If you are a caregiver, you don’t need to be an expert in nursing or medicine to spot danger signs. You only have to be alert to recognize any unusual or sudden changes in your patient’s physical and mental conditions. The timely reporting of your observations is key to making sure the patient is given immediate medical attention.
So, keep your eyes peeled for the following signs and symptoms in the ABCs—airway, breathing, and circulation.
Airway and Breathing
The airways are the tubes from the mouth or nose to the lungs, where air passes during breathing. When these passageways are blocked, the patient will show these signs and symptoms:
1. More breathing effort. The patient may appear to be anxious, panicky, and gasping for breath. They cannot lie still and may sit up and lean slightly forward if they are able.
2. They seem to be breathing faster but do not get relief.
3. If the patient is asleep or unconscious, their breathing may be noisy.
4. If the increased effort to breath is followed by drowsiness or unconsciousness, and their breathing becomes quiet and slow, check their skin color. If their skin appears darker or bluish, this is a danger sign that breathing may stop altogether.
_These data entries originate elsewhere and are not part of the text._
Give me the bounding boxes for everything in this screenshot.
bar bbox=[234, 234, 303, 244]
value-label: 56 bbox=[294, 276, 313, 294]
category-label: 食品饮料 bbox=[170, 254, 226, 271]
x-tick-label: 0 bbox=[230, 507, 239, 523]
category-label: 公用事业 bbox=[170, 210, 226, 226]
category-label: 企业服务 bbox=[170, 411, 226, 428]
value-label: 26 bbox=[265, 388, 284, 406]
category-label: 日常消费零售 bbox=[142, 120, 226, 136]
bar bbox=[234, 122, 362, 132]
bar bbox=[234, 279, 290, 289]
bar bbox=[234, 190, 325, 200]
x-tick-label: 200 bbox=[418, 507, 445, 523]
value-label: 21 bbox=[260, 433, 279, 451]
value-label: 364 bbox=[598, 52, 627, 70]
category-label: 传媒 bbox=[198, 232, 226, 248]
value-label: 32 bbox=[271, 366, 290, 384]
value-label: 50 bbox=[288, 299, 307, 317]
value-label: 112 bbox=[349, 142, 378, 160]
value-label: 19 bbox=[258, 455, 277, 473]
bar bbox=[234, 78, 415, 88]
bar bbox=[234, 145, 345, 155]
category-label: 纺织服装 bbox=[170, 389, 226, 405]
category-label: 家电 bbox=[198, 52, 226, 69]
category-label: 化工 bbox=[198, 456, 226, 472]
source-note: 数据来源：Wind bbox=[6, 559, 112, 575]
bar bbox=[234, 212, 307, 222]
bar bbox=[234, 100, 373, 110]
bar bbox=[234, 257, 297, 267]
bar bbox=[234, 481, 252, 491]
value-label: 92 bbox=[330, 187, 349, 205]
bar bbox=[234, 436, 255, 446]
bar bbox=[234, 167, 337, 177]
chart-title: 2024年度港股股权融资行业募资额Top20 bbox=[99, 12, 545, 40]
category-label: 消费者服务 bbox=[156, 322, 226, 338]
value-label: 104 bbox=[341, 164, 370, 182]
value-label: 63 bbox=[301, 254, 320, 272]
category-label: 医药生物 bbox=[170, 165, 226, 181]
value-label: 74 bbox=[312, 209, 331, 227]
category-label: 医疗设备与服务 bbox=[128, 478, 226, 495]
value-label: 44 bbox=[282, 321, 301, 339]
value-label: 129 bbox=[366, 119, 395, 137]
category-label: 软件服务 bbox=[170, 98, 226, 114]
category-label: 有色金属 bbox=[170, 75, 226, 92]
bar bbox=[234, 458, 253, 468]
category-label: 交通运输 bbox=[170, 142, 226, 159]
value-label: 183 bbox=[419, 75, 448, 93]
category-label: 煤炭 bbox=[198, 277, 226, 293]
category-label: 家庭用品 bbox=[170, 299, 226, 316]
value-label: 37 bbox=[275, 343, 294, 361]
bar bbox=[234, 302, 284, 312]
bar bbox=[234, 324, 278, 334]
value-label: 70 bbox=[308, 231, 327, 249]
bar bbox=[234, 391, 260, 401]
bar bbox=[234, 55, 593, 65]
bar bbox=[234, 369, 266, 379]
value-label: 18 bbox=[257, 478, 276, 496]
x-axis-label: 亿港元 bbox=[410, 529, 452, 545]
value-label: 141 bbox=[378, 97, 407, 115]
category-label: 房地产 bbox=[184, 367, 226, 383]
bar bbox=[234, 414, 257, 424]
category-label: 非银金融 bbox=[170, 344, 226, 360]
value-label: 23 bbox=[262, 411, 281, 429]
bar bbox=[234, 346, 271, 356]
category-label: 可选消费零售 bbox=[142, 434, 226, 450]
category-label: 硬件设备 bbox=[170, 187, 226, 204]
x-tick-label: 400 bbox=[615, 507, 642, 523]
5. Another danger sign is when the breathing of an unconscious person becomes like a wave of deeper, faster breathing followed by shallower, slower breathing until it temporary stops for a few seconds. The patient slowly gains breathing efforts and the cycle repeats itself over and over again. When a patient is terminally ill, this is a sign that death is near.
If you observe any of the above signs, drop whatever you are doing and call the supervisor or nurse immediately.
There must always be enough blood flowing to important parts of the body, such as the brain and heart, or the body will stop functioning altogether. Here are danger signs of poor circulation:
1. Pale and cool face, arms, and legs. If the patient can speak, they may complain about feeling colder than usual. When blood flow is poor for long periods, light-skinned patients will look bluish while dark-skinned individuals will have greyish or pale skin around the mouth.
2. Sweating. The patient becomes sweaty and feels cool to the touch, even at a comfortable room temperature.
3. The pulse is more difficult to feel and beats are irregular or faster than normal. When there is no blood flow, such as in the case of cardiac arrest, the pulse will be absent.
4. Mottled skin. When the heart is unable to pump blood effectively, blood flow slows. Poor circulation causes mottling, or reddish or purplish marbled appearance of the skin. It is usually a late sign that the heart is shutting down.
5. Scanty urine. People with poor circulation will pass very little urine or none at all.
Other danger signs include changes in the patient’s alertness and responsiveness. If the patient suddenly becomes unusually drowsy, faint, weak, or confused, the caregiver must inform their supervisor or the nurse immediately.
The caregiver's unique presence at the bedside puts them in a very special position to spot changes that signal the need for emergency treatment and other life-saving measures. If any of the above signs and symptoms are observed, caregivers must never hesitate to call for help.